平氏の横暴は、「清水寺炎上」や「殿下乗合」事件当時のことではありえない。この当時の平氏は、縁戚関係を結んだ摂関家に自己の利害の代弁をしてもらう状態。この状態で摂政の行列を襲うなど、自殺行為だ。この当時平氏が(清盛や時忠が)人事のすべてを握って万事を動かしたという平家物語の設定は、物語の仮構にすぎない。

実際重盛が激怒した背景には、重盛の母が、当時の摂政藤原忠実が右近将監高階基章の妻に生ませた子であり、摂政基房と重盛は共に忠実の孫にあたる可能性が高いという事実から、重盛の摂関家への屈折した心があったのではないかと言われている(高橋昌明著『平家の群像』岩波新書)。

平家物語の「清水寺炎上」と「殿下乗合」での語りは、ずっと後(10年以上あと)の安徳即位後のことを高倉即位の時代に遡って記述し、平家の横暴は高倉即位の時点からあり、院や摂関家とも対立していたかのように物語を作ったのである。

 

★では、後白河院と平氏一門との対立の真の始まりはいつであったのか?

 このヒントは、次の句「鹿谷(ししのたに)」で仄めかされている。

★補足訂正 23.10.8

 11月の平曲会で「鵜川合戦」「願立」を語るために、この安元白山事件と言われるものの、物語と史実の関係を調べていたところ、「殿下乗合」事件に際して、摂政側に報復を仕組んだのが、「平家物語」の記した平清盛でなく実際は平重盛であるという歴史学の方の通説は、元史料の誤解に基づいているという理解が、歴史学の方から出されていることに気が付いた。

 それによれば「殿下乗合」についての確実な史料である「玉葉」の記述は、
@相手が重盛子息であることに気付いた摂政が、乱暴狼藉を働いた配下の者を引き具した上で重盛の所に使者を立てたところ、重盛は「法に従って処置せよ」とこれを返した、と記述されたのを従来の読みは、重盛が怒って突っ返したと理解したがこれは誤り⇒正しくは、当時の通例では、犯罪を犯した側が被害者の方に下手人を伴って訪問し処分を申出、被害者側はそれを自裁するのではなく、法に任せて(=検非違使に引き渡せ)と下手人を戻す慣例になっている。

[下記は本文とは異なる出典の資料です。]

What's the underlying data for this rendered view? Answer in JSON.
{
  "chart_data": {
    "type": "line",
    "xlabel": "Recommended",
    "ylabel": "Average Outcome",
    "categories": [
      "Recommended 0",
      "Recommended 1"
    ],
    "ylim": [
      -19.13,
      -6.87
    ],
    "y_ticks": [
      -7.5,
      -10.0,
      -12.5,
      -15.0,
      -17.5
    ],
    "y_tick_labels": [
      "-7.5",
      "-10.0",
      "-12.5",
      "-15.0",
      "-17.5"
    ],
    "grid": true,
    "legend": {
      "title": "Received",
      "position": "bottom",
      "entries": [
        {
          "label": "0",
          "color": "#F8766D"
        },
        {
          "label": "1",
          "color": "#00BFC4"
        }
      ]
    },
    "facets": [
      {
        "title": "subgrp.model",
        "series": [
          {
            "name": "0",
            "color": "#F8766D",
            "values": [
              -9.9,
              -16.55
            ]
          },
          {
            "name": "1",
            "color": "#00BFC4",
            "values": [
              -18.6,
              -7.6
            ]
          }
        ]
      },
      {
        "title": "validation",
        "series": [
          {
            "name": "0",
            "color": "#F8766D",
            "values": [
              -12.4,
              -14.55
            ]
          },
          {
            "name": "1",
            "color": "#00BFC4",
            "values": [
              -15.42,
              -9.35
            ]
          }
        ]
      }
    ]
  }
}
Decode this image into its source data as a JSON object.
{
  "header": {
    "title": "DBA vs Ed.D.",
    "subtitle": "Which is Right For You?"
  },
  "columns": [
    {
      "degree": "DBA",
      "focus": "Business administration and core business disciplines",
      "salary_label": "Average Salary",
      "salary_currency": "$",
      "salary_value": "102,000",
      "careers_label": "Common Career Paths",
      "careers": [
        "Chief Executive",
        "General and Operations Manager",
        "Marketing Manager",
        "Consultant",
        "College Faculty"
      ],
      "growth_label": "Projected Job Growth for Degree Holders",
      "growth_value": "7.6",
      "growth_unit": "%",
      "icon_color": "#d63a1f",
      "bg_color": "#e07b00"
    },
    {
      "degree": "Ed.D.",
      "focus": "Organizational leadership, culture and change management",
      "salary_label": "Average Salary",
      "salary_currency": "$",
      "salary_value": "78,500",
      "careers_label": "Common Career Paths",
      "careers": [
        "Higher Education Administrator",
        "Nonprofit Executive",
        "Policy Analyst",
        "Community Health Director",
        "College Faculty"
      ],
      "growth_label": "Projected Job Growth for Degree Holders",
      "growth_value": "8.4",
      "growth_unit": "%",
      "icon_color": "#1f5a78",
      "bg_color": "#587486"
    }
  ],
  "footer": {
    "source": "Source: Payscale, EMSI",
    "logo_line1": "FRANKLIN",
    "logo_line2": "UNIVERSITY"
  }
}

つまり重盛は冷静に慣例に従って行動した。
A重盛が殿下乗合で鬱々としている(=怒っている)との噂が流れたので摂政殿は下手人を検非違使に渡すとともに、共にいた随身たちを勘当したと、玉葉の記事を従来は理解したがこれも誤り⇒正しくは、下手人を検非違使に渡し、その場にいた随身たちを勘当にするのも、当時の慣例に従った法による措置である。また「玉葉」の記事では、「重盛が鬱々としている」という噂と、摂政殿が随身と下手人を処罰したとの記事とは繋がっておらず、並置された関係。つまり重盛の鬱と下手人の処分とは無関係。
B参内する摂政一行を多数の武士が襲って報復したとの「玉葉」の記事には、その報復の主体が書かれていない。噂は多数流れているがと記すのみ⇒したがって報復の主体が重盛であるとの従来の理解は誤り。

 と理解すべきだとしている。
 さらにここで出てくる「重盛の鬱」の実態を明らかにする史料は存在しないが、可能性としては
@この事件は平氏の随身武士たちと摂政家の随身武士たちの争いなので、重盛も摂政も法に従って冷静に処置したが、この処置に満足しない平家の随身武士たちが摂政家に報復を画策しており、それを知った重盛が、天皇元服を控えた大事な時期に摂政家と事を構えるのは不都合と判断し、どう対処するか悩んでいた可能性。
A冷静な法に従った処置に不満をもって摂政に報復をと平清盛が画策していることを知った重盛が、どう対処するか悩んだ可能性。
 の二つが考えられるが、摂政は清盛の推薦でなったのであり、後白河と平氏との関係も、平氏と摂政との関係の良好なこの時期に、わざわざ清盛が報復するとは考えられず、またもし報復の主体が、重盛や清盛であったなら、平家と摂政家の関係がぎくしゃくするわけなのに、その痕跡もないので、報復事件を清盛が画策したとの「平家物語」の理解も無理があるし、従来の歴史学の報復事件を重盛が画策したとの理解もまた無理がある。

 考えられる真実は、そもそも「殿下乗合」事件そのものが偶発的な事件なので、当事者は法に従って穏便に処置したが、それに納得いかなかった平家の侍たちが暴走して報復したというのがありうるものである。
 だからこそ報復事件が起きたにも関わらず、平家と摂政家との関係はその後も緊密であり、おそらく「平家物語」で重盛が報復事件に関わった武士たちを勘当したと記したように、暴走した平家の武士たちを勘当することで、報復事件も穏便に処理されたのだろうと。

 ※参考資料:「殿下乗合事件―平重盛の名誉回復」(曽我良成著『物語がつくった奢れる平家‐貴族日記にみる平家の実像』:2017年臨川書店刊 所収)

 以上のように理解すると、「平家物語」で清盛が朝家を無視して乱暴狼藉を働く人物で、重盛がその間にたって調停しことを穏便に済ませようとした人物との設定に基づいて、「殿下乗合」事件の報復主体が重盛であったことを裏返して作られたと理解されていたが、そうではなく、この物語の設定そのものが、偶発的に起きた「殿下乗合」事件での重盛の冷静な対応を取ったことをヒントにして作られた仮構である、との理解が成り立つと思われる。